Dong Huang,Qingwen Bu,Jie Zhang,Xiaofei Xie,Junjie Chen,Heming Cui
2024-05-24
Abstract:Utilizing state-of-the-art Large Language Models (LLMs), automatic code generation models play a pivotal role in enhancing the productivity of software development procedures. As the adoption of LLMs becomes more widespread in software coding ecosystems, a pressing issue has emerged: does the generated code contain social bias and unfairness, such as those related to age, gender, and race? This issue concerns the integrity, fairness, and ethical foundation of software applications that depend on the code generated by these models, yet is under-explored in the literature. This paper presents a novel bias testing framework that is specifically designed for code generation tasks. Based on this framework, we conduct an extensive evaluation of the bias in code generated by five state-of-the-art LLMs. Our findings reveal that 20.29% to 44.93% code functions generated by the models under study are biased when handling bias sensitive tasks (i.e., tasks that involve sensitive attributes such as age and gender). This indicates that the existing LLMs can be unfair in code generation, posing risks of unintended and harmful software behaviors. To mitigate bias for code generation models, we evaluate five bias mitigation prompt strategies, i.e., utilizing bias testing results to refine the code (zero-shot), one-, few-shot, and two Chain-of-Thought (CoT) prompts. Our evaluation results illustrate that these strategies are all effective in mitigating bias. Overall, one-shot and few-shot learning are the two most effective. For GPT-4, 80% to 90% code bias can be removed with one-shot learning.

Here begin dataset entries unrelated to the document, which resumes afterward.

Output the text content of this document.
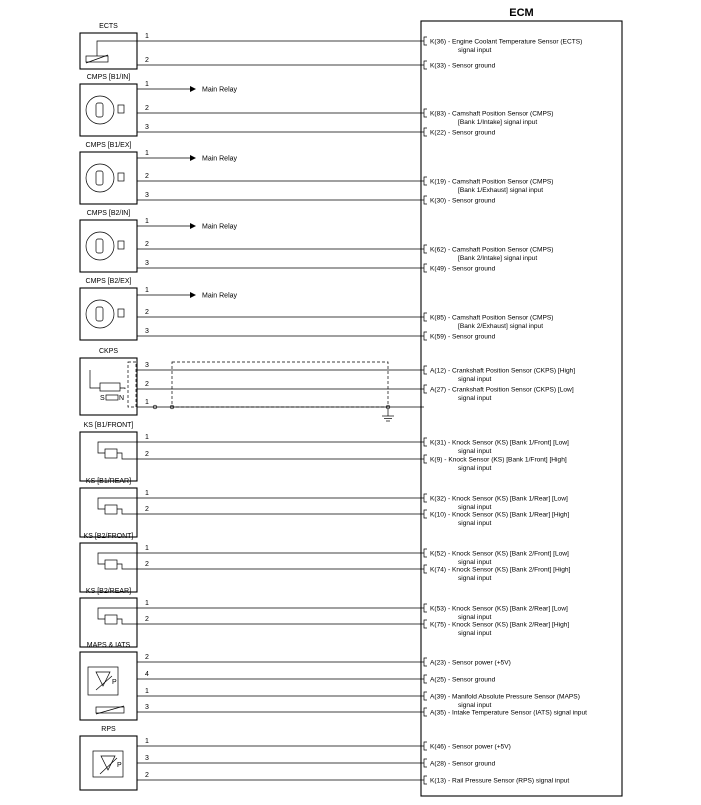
ECM
K(36) - Engine Coolant Temperature Sensor (ECTS)
signal input
K(33) - Sensor ground
K(83) - Camshaft Position Sensor (CMPS)
[Bank 1/Intake] signal input
K(22) - Sensor ground
K(19) - Camshaft Position Sensor (CMPS)
[Bank 1/Exhaust] signal input
K(30) - Sensor ground
K(62) - Camshaft Position Sensor (CMPS)
[Bank 2/Intake] signal input
K(49) - Sensor ground
K(85) - Camshaft Position Sensor (CMPS)
[Bank 2/Exhaust] signal input
K(59) - Sensor ground
A(12) - Crankshaft Position Sensor (CKPS) [High]
signal input
A(27) - Crankshaft Position Sensor (CKPS) [Low]
signal input
K(31) - Knock Sensor (KS) [Bank 1/Front] [Low]
signal input
K(9) - Knock Sensor (KS) [Bank 1/Front] [High]
signal input
K(32) - Knock Sensor (KS) [Bank 1/Rear] [Low]
signal input
K(10) - Knock Sensor (KS) [Bank 1/Rear] [High]
signal input
K(52) - Knock Sensor (KS) [Bank 2/Front] [Low]
signal input
K(74) - Knock Sensor (KS) [Bank 2/Front] [High]
signal input
K(53) - Knock Sensor (KS) [Bank 2/Rear] [Low]
signal input
K(75) - Knock Sensor (KS) [Bank 2/Rear] [High]
signal input
A(23) - Sensor power (+5V)
A(25) - Sensor ground
A(39) - Manifold Absolute Pressure Sensor (MAPS)
signal input
A(35) - Intake Temperature Sensor (IATS) signal input
K(46) - Sensor power (+5V)
A(28) - Sensor ground
K(13) - Rail Pressure Sensor (RPS) signal input
ECTS
1
2
CMPS [B1/IN]
1
Main Relay
2
3
CMPS [B1/EX]
1
Main Relay
2
3
CMPS [B2/IN]
1
Main Relay
2
3
CMPS [B2/EX]
1
Main Relay
2
3
CKPS
S N
3
2
1
KS [B1/FRONT]
1
2
KS [B1/REAR]
1
2
KS [B2/FRONT]
1
2
KS [B2/REAR]
1
2
MAPS & IATS
P
2
4
1
3
RPS
P
1
3
2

Software Engineering,Artificial Intelligence
What problem does this paper attempt to address?
### Problems the Paper Attempts to Solve The paper primarily focuses on the issues of social bias and social unfairness present when large language models (LLMs), widely adopted in the software coding ecosystem, generate code. Specifically, it addresses biases related to age, gender, and race. The paper attempts to solve the following key problems: 1. **Do LLMs generate biased code when handling sensitive tasks?** - Investigate whether LLMs exhibit biases towards specific attributes (such as gender, age, etc.) when generating code. 2. **Is the designed bias testing method reliable in identifying biases in code?** - Validate whether the proposed bias testing framework can effectively detect biases in code. 3. **How effective is prompt engineering in mitigating biases in code generation?** - Explore the effectiveness of various prompt engineering strategies (zero-shot, one-shot, few-shot learning, and chain-of-thought) in reducing or eliminating biases in generated code. The paper proposes a novel bias testing framework specifically for code generation tasks and uses this framework to conduct a thorough evaluation of five state-of-the-art LLMs, finding that biases are prevalent. Additionally, the study explores common bias mitigation prompt strategies and finds that while directly using these strategies has limited effectiveness, combining them with test feedback can significantly reduce the proportion of biases.